Bon, autant pour moi. Pour une fois, c’est marqué culte dessus et c’est très, très loin d’être faux. The Gault nous sert un album hybride, sorte de rock psychédélique aux influences coldwave, doom, goth, stoner. Je crois que j’ai fait le tour. On a donc affaire à un “black rock” lent, puissant et aérien parcouru de sons gras et de larsen, au travers duquel on sent fortement l’influence d’un certain Neurosis, et tout particulièrement de leur A Sun That Never Sets (ce qui n’est pas la référence de bouse, vous en conviendrez).

Le chanteur est une véritable révélation. Il alterne avec brio chants désespérés et cris… Heu, désespérés aussi en fait. Sa palette de nuances dans les sentiments tristes et noirs est impressionnante, on sent qu’Ed Kunakemakorn vit son chant, en osmose totale. J’ai rarement entendu d’aussi bonnes prestations en matière de goth plaintif (je dis goth car c’est dans ce chant que se retrouvent les principales influences de ce genre, mais on pourrait parler de tous les chants désespérés en général, ce monsieur a beaucoup à apprendre à la horde de grogneurs sans sentiments des funeral doom dépourvus de génie). Il est aussi accompagné de temps à autre par une voix féminine qui s’insère parfaitement dans les compos.

Les guitares hésitent entre un son strident et des sonorités plus rondes, de celles qui touchent au coeur sans avoir à chercher la chaleur. Ce sont des riffs tristes, des stridulations malades, et pourtant c’est beau, c’est poignant sans être minant. La batterie simple et martiale vient compléter l’ambiance sans rien gâcher, sachant se faire d’une discrétion exemplaire sans disparaît totalement, instaurant un squelette de structure à ces morceaux kilométriques et cycliques. Et pourtant, loin de s’y limiter, The Gault nous livrent même quelques envolées post-rock énervées, coups de fouet bienfaiteurs qui cassent le rythme sans briser la justesse du morceau, rajoutant des instants de bravoure passionnants.

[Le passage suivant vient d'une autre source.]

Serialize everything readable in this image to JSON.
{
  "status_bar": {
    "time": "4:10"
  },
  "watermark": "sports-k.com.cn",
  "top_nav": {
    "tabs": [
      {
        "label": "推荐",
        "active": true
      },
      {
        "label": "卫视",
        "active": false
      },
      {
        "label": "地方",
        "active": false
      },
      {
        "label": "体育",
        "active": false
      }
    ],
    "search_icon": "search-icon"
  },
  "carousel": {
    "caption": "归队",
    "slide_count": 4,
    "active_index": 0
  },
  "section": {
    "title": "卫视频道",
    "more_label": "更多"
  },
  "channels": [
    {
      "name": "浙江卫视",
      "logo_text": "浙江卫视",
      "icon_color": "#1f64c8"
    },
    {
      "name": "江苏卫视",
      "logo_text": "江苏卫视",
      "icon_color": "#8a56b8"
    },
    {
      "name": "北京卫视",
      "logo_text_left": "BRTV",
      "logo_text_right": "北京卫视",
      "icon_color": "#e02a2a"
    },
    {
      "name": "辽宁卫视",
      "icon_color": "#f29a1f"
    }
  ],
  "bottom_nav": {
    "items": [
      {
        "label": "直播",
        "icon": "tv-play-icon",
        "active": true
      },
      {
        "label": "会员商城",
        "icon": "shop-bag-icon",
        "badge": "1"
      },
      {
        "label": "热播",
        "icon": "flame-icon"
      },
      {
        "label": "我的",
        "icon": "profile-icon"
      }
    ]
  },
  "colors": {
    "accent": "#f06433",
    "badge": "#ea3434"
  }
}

Je vais, pour conclure, prendre l’exemple d’un disque classique de funeral doom. A ces disques là, je peux les écouter d’une traite certes, mais mon attention retombera toujours à un moment ou un autre du disque, et surtout, je n’aurais aucune envie de le remettre d’office dans la platine, même si je le ressortirai plus tard, une fois de temps en temps. Ici, c’est différent, tout en restant assez proche sur le fond. Lorsque ces 73 minutes de tristesse et de désespoir, la première chose qu’on a envie de faire, c’est de recommencer le voyage. On appuie sur Replay… Et 73 minutes après, on est toujours enchanté. Cet album est magique, tout simplement.

On notera tout particulièrement les envolées d’obliscence ou encore d’outer dark qui sortent un peu du lot, mais franchement, pas une minute n’est à jeter ici (à part peut-être l’intro un peu folk et pas franchement utile). Un objet qui cultive un sens tordu de la beauté planante absolument fascinant, et qui s’en va rejoindre le Feedbacker de Boris dans mon panthéon des meilleures oeuvres monolithiques à écouter en boucle. Notons pour terminer que The Gault réussit en plus le tour de force d’être (très relativement, c’est du doom cauchemardesque quand même) accessible, même si les larsen en rebuteront quelques uns.